Começou assim como uma série de greves estudantis que irromperam em algumas universidades e escolas de ensino secundário em Paris, após confrontos com a administração e a polícia. A tentativa do governo gaullista de esmagar essas greves com mais ações policiais no Quartier Latin levou a uma escalada do conflito, que culminou numa greve geral de estudantes e em greves com ocupações de fábricas em toda a França. O símbolo unificador dos protestos foi O Livro Vermelho de Mao Tsé-Tung e sua inspiração imediata a Revolução Cultural Chinesa, iniciada em 1966 em que o governo de Pequim usava massas de jovens enraivecidos como “tropa de choque” para perseguir, humilhar, torturar e matar milhares de adversários do regime. Alguns filósofos e historiadores afirmaram que esse evento foi um dos mais importantes e significativos do século XX, porque não se deveu a uma camada restrita da população, como trabalhadores e camponeses - que eram maioria -, mas a uma insurreição popular que superou barreiras étnicas, culturais, de idade e de classe. Além disso, teve intrínsecas ligações com os acontecimentos do pós-guerra e com os da chaamda Guerra Fria.

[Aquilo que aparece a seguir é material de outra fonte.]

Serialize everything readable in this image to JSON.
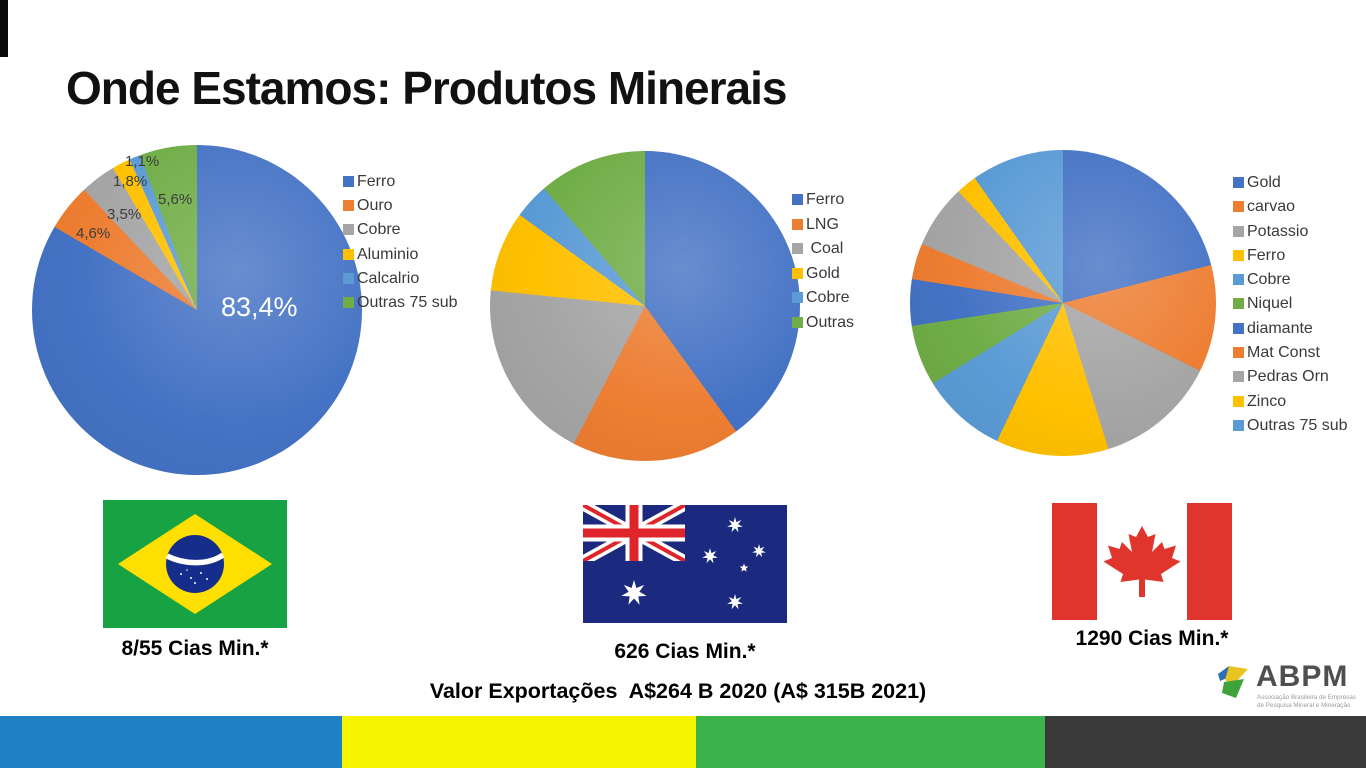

Vale lembrar que as noções sociológicas e política de “esquerda” e “direita” são rótulos antigos, que remontam à clássica Revolução Francesa. Em 1789, a Assembleia Nacional Constitutiva reuniu-se para decidir se, sob o novo regime político da França, o rei deveria ter poder de veto. Em caso afirmativo, perguntava-se se esse direito deveria ser absoluto ou simplesmente suspensivo, por um período de tempo. Ao votar, os partidários do veto absoluto se sentaram ao lado direito do presidente, o lado nobre. De acordo com a tradição cristã, é uma honra sentar-se ao lado direito de Deus, ou à direita do chefe da família na hora do jantar. Aqueles que queriam um veto altamente restrito estavam sentados à esquerda. A organização da sala assumiu o significado político: à direita, aqueles apoiantes de uma monarquia que procurou preservar os poderes do rei; à esquerda, aqueles que desejavam reduzi-los. No século XIX, este vocabulário cada vez mais usado para descrever as tendências políticas dos membros do parlamento francês.
Colocariam monarquistas versus republicanos e depois republicanos conservadores versus modernistas que programaram as principais reformas sociais da Terceira República, mas que incluíam a liberdade de imprensa, a liberdade de associação, o direito de pertencer a um sindicato e o divórcio, entre outras coisas. Na virada do século 20, o debate político-ideológico entre esquerda-direita abrangeu essencialmente a divisão entre os defensores do Catolicismo e os defensores da separação da Igreja e do Estado. Esta mudança, que ocorreu em 1905, é muitas vezes referida como “o choque das duas Franças” – católica e anticlerical. A partir da década de 1930, a divisão surgiu, com a esquerda defendendo o socialismo e a direita a liberalização econômica. Na década de 1970, a liberalização dos costumes tornou-se  questão fundamental, com debates contínuos sobre aborto, divórcio, homoerotismo, igualdade matrimonial, eutanásia, entre outros aspectos. O mesmo se aplica à imigração e abertura à globalização que se opõe ao protecionismo cultural, social e econômico.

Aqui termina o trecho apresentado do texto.